Toledo Area Humane Society can be reached at 419-891-0705. The Lucas County Dog Warden can be reached at 419-213-2800.
Q: What is wrong with giving puppies or my dog(s) away free in the newspaper or by postings?
Responsible people are more than willing to pay to adopt a dog or puppy from a reputable rescue group, particularly one that spays/neuters prior to adoption. These are the type of people you want providing loving homes for your dog or dog's puppies.
People who are looking at "free puppies/dog" ads usually are financially challenged and do not provide vet care or spay/neuter for their new pets.

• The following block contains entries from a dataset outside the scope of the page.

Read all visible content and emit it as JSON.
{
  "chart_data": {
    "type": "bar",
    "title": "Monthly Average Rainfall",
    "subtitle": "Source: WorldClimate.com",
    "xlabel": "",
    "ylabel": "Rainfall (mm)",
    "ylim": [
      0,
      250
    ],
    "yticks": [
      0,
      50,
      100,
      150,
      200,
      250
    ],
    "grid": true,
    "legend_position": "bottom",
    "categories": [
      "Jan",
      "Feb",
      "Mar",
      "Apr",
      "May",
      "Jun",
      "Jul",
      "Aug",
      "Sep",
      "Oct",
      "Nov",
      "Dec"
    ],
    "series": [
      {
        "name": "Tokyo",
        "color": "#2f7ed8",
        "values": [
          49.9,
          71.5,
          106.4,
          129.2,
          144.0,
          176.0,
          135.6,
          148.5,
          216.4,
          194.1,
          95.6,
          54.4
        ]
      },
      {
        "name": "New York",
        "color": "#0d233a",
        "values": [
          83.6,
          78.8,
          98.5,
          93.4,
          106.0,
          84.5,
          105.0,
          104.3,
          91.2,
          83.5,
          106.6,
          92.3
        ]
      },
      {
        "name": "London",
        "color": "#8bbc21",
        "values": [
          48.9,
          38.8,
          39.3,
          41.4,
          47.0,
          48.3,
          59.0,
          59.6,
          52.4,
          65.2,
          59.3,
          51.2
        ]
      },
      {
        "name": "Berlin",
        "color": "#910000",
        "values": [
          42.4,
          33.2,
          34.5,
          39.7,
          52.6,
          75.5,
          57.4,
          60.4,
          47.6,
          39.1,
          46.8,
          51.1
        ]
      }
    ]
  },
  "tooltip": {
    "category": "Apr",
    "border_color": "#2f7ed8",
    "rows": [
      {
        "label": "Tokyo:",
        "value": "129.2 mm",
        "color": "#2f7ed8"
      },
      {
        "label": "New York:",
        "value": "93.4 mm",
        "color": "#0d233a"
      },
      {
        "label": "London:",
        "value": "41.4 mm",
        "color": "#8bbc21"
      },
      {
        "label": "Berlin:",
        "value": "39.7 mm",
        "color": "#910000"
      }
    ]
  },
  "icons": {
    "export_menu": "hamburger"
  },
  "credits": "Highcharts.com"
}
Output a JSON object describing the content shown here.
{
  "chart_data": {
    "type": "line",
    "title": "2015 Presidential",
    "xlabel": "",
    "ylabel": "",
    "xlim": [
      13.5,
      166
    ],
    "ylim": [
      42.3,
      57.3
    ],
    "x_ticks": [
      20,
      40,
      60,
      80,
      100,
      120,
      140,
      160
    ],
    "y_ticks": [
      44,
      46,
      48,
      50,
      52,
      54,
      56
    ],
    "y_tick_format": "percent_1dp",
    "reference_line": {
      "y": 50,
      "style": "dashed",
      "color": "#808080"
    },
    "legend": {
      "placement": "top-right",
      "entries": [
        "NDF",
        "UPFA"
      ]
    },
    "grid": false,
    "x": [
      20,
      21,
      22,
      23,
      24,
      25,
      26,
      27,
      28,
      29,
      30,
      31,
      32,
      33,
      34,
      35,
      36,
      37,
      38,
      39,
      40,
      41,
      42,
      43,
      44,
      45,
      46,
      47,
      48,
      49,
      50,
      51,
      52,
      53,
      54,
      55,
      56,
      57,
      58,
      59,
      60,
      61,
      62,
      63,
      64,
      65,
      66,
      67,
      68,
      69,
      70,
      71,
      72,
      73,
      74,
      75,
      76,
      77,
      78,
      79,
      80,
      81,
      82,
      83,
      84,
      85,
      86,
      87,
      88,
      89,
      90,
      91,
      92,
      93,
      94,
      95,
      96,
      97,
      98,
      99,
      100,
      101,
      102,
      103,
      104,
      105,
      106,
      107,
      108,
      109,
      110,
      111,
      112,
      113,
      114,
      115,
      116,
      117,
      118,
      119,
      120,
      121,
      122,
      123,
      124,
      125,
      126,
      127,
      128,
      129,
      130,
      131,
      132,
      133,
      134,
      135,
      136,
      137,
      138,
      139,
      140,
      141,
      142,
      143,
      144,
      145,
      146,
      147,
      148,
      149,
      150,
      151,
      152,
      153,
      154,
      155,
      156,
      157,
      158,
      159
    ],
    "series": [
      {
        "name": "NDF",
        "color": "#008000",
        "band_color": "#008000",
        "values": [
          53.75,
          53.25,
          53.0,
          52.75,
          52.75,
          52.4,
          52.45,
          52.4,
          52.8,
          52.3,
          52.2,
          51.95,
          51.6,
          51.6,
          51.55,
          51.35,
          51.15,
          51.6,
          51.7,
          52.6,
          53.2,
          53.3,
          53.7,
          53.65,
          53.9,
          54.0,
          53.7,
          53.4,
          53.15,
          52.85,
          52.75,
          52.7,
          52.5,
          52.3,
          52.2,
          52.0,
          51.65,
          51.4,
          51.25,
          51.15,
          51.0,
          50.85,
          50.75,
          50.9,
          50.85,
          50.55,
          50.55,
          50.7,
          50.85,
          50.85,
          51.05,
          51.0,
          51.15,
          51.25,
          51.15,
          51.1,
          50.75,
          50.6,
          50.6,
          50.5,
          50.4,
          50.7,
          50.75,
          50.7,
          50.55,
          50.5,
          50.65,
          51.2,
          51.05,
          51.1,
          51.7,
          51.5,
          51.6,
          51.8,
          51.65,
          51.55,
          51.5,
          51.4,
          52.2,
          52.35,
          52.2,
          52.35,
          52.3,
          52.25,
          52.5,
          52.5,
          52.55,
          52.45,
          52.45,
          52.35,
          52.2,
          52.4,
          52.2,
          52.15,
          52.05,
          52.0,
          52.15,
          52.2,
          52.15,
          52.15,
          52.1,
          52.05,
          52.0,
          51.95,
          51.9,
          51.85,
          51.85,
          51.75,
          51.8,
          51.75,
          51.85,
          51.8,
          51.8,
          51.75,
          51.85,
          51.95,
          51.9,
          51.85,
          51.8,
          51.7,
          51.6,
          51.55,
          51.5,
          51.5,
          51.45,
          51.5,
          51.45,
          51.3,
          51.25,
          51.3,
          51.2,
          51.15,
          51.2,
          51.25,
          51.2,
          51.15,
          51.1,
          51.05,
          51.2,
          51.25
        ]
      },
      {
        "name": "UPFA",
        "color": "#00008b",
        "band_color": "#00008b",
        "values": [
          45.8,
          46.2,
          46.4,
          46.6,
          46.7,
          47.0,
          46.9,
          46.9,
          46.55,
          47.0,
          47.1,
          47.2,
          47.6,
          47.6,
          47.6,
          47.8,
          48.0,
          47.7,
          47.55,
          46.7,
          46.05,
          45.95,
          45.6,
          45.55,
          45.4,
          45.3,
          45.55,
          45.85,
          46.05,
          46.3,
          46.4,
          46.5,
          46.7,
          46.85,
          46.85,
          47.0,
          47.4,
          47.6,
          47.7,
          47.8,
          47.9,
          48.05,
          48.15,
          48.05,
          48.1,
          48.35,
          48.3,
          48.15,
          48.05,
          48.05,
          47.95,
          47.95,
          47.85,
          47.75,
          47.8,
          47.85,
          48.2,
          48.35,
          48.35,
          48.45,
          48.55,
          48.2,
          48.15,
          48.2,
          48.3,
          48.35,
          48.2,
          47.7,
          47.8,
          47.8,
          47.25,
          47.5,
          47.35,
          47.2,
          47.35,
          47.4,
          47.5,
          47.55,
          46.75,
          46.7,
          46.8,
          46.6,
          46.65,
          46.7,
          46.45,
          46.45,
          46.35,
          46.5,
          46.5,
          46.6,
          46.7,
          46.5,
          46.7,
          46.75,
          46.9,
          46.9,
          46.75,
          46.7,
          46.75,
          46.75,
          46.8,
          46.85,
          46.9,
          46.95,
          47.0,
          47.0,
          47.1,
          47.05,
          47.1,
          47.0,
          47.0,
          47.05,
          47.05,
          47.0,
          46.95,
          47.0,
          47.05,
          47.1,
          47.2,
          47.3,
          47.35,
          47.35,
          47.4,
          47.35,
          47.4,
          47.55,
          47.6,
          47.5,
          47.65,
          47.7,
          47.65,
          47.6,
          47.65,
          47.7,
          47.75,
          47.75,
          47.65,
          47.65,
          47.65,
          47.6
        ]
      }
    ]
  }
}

In addition, many of these "free puppies" end up as live feed or as bait for fighting dogs (don't take their word the puppies will get good homes--they look like "normal" people).
We are often told that it's got to be a good home if there are children involved which is not always the case at all.
The so called "free puppies and dogs" are usually the ones that are eventually sent to the pound after the owners have tired of them.
Q: Is there anything I should know when considering the adoption of a pit bull type dog?
We have set up a special page about the laws and helpful hints for owning a pit bull type dog in Ohio and/or Toledo. You can read all about it here.
Q: Are there any special requirements to be a dog owner in the City of Toledo?
Yes, there are special laws beyond those of the Ohio Revised code for any dog within the Toledo city limits. These laws cover barking, tethering dogs outside, leaving a dog alone and how a dog is defined as a public threat to safety. The ordinance also outlines penalties, broken down into different levels of threat. You can read the Toledo ORD 389.10 by clicking here.